2018年8月


 会社法人等番号の功、司法書士の不幸?(2018年8月20日・vol.276) 

 最近、知らない電話番号からの着信があっても電話に出ないという方が増えていますが、これって明らかにしつこい勧誘電話(通信関係、投資関係、儲け話等)や犯罪絡みの電話(詐欺、悪質商法等)のせいですよね。司法書士の業務の関係で行う電話にもなかなか出てもらえないことが多くなっているような気がします。困ったもんです。

 さて、今回のお話ですが、不動産登記の申請手続において、当事者(登記権利者、登記義務者、利害関係人等)が会社等の法人(以下、単に「法人」といいます。)の場合、従来は法人の代表者の資格証明書として、法人の登記事項証明書の添付が要求されていましたが、平成27年11月2日からは、この紙の資格証明書に代えて、会社法人等番号(法人の登記事項証明書の一番上の欄に記載されている12桁の数字)を申請書(申請情報)に記載(記録)する方法で提供しなければならないことになりました。そして、このように登記申請の方法が変わったことで、法務局へ提出する紙の量が減り(エコロジー)、また、登記所においては、提供された会社法人等番号をもとに法人の登記情報にアクセスし、実際の審査の時点での法人の代表者の資格の有無等を確認するようになりました(より実体に即したリアルタイムの審査が可能?)。また、この会社法人等番号を提供することにより代替できるのは、申請人たる法人代表者の資格証明書に限らず、@法人の住所証明書、A本店、商号等の変更証明書、B第三者の許可等を証する書面の提供に係る当該第三者の代表者の資格証明書、C合併等による承継証明書、D非課税証明書、など多岐にわたりますので、これらに該当する場合においては、添付書類のスリム化が一層はかられることになります(なお、代替できるのは現在の会社法人等番号をもって登記情報から判明する範囲に限られますので、番号が異なる比較的古い時期の変更事項等についての証明は、紙の証明書が必要となります。)。因みに、印鑑証明書については会社法人等番号で代替できませんので、注意が必要です。
 さて、続いて、今度は、会社法人等番号を提供する方法に変わったことにより、司法書士的に困っている点(不幸)について、主なものを以下に挙げてみます。

1.不動産の登記申請と法人の登記申請(役員変更等)の時期がかち合った場合、法人の登記が完了するまで、不動産の登記申請の審査が止まるため、不動産登記の完了までに時間がかかるようになった(法人登記が登記所の繁忙期や補正等の影響で停滞していると簡単な登記でも2週間たっても終わらないこともあります。)。
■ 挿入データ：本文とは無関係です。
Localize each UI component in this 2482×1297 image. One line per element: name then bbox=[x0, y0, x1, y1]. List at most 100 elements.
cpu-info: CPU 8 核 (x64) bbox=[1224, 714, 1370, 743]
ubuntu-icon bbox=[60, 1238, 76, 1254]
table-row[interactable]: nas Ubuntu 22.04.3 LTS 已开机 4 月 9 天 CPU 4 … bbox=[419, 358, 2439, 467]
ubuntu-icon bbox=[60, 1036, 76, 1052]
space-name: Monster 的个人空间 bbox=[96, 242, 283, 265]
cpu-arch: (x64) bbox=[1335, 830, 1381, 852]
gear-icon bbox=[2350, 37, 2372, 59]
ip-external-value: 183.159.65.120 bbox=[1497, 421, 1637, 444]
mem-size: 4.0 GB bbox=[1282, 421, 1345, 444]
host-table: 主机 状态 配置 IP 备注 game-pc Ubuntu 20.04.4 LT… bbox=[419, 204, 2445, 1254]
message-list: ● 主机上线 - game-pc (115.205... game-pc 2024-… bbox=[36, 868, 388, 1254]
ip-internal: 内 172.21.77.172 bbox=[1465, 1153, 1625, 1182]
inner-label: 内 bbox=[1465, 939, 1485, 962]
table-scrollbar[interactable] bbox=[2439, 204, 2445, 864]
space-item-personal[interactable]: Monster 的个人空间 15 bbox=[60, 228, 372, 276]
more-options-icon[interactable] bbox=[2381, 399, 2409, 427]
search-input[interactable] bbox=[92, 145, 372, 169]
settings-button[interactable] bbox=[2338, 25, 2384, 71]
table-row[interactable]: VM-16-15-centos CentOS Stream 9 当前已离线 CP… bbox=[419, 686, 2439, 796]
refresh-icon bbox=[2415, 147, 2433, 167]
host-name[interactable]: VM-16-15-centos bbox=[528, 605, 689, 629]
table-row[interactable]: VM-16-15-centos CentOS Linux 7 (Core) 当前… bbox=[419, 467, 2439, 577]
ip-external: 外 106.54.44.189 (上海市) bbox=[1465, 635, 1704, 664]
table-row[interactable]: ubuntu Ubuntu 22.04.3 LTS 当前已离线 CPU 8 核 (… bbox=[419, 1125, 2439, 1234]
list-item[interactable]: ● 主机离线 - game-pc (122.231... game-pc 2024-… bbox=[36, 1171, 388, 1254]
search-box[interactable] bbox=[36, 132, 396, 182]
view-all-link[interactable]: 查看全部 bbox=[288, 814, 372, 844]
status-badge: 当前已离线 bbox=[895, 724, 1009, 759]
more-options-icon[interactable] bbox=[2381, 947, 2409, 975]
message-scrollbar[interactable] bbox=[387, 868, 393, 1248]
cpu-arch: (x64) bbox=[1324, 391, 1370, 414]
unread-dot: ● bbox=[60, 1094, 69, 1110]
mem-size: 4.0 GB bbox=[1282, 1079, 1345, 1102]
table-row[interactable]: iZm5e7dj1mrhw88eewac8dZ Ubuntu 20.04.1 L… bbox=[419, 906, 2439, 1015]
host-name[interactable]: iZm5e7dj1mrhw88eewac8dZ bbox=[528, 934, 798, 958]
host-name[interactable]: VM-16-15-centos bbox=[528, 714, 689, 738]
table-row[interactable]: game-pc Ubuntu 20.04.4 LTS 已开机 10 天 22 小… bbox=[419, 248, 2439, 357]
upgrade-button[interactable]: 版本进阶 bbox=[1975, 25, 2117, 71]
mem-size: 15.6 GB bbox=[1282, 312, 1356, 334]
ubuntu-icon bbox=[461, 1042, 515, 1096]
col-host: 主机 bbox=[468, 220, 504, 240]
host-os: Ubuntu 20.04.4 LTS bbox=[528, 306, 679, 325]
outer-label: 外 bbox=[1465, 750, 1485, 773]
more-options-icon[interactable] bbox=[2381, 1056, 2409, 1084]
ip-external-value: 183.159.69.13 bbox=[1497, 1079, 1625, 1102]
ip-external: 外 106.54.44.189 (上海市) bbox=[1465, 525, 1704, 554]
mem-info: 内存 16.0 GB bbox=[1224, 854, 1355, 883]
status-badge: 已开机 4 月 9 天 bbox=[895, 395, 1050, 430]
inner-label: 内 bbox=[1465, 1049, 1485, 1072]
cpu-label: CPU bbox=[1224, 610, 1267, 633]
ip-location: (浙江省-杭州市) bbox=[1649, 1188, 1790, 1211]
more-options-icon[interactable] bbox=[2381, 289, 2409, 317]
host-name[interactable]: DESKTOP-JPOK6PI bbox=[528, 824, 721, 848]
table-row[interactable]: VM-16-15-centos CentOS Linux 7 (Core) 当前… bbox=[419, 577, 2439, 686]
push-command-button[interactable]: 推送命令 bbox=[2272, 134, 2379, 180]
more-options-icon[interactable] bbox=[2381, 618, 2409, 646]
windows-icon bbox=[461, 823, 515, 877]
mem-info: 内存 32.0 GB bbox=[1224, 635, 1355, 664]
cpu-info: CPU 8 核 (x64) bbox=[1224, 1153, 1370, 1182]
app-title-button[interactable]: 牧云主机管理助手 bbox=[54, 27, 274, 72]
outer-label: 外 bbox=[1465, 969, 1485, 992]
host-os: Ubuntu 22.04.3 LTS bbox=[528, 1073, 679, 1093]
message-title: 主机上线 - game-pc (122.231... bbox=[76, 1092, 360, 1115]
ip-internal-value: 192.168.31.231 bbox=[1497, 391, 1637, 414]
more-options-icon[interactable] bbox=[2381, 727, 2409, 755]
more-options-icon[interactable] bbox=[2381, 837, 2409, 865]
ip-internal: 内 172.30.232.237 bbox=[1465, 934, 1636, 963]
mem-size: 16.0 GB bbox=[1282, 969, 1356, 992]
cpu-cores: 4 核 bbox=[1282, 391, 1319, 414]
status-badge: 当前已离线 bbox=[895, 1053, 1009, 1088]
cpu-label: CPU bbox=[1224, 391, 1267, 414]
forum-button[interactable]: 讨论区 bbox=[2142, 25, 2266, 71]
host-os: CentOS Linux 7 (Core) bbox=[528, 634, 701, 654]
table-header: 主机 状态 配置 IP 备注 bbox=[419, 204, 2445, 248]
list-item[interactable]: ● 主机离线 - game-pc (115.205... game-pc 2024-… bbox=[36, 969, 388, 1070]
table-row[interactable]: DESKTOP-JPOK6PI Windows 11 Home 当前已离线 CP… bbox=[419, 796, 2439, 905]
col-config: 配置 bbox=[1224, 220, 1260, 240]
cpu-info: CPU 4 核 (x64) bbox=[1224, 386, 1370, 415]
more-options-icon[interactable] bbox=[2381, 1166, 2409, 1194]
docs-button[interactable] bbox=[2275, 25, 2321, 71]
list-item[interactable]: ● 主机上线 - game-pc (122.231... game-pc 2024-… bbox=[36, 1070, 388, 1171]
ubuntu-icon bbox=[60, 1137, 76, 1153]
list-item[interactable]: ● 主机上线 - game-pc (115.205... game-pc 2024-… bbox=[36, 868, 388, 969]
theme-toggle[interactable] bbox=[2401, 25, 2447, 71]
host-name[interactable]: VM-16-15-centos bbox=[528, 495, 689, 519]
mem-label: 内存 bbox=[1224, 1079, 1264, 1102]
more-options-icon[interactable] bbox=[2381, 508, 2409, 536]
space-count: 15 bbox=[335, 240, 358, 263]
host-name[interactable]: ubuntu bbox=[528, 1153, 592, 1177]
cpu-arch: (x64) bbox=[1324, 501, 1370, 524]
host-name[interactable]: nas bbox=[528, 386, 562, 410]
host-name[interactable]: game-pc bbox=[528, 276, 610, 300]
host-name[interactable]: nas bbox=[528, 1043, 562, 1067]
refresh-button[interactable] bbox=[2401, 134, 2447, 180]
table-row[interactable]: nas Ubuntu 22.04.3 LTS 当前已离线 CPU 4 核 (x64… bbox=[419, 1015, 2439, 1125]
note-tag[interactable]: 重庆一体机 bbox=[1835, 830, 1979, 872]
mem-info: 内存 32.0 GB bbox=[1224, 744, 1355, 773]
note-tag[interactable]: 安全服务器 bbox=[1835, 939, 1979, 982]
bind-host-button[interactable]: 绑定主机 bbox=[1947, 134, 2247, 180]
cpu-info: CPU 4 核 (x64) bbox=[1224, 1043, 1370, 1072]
2.上記1の場合で、法人登記申請の内容が不動産登記の申請人である代表者等の変更であった場合、不動産登記の申請内容に影響するため、場合によっては不動産登記申請が補正になる可能性がある。

3.司法書士への依頼時において、依頼者の法人が過去に合併、本店移転、商号変更等をしていても、依頼者からは会社法人等番号しか提供されないため、司法書士においてこれらの情報をあらためて調査しなければならない(番号だけじゃ過去の経緯は全く分かりません)。
 
 という具合で、手続的には簡略化されましたが、登記審査がよりリアルタイムになった分、登記申請者の代表権(代理権)の有無やその時期については、以前に比べてかなり神経を使うようになりましたね。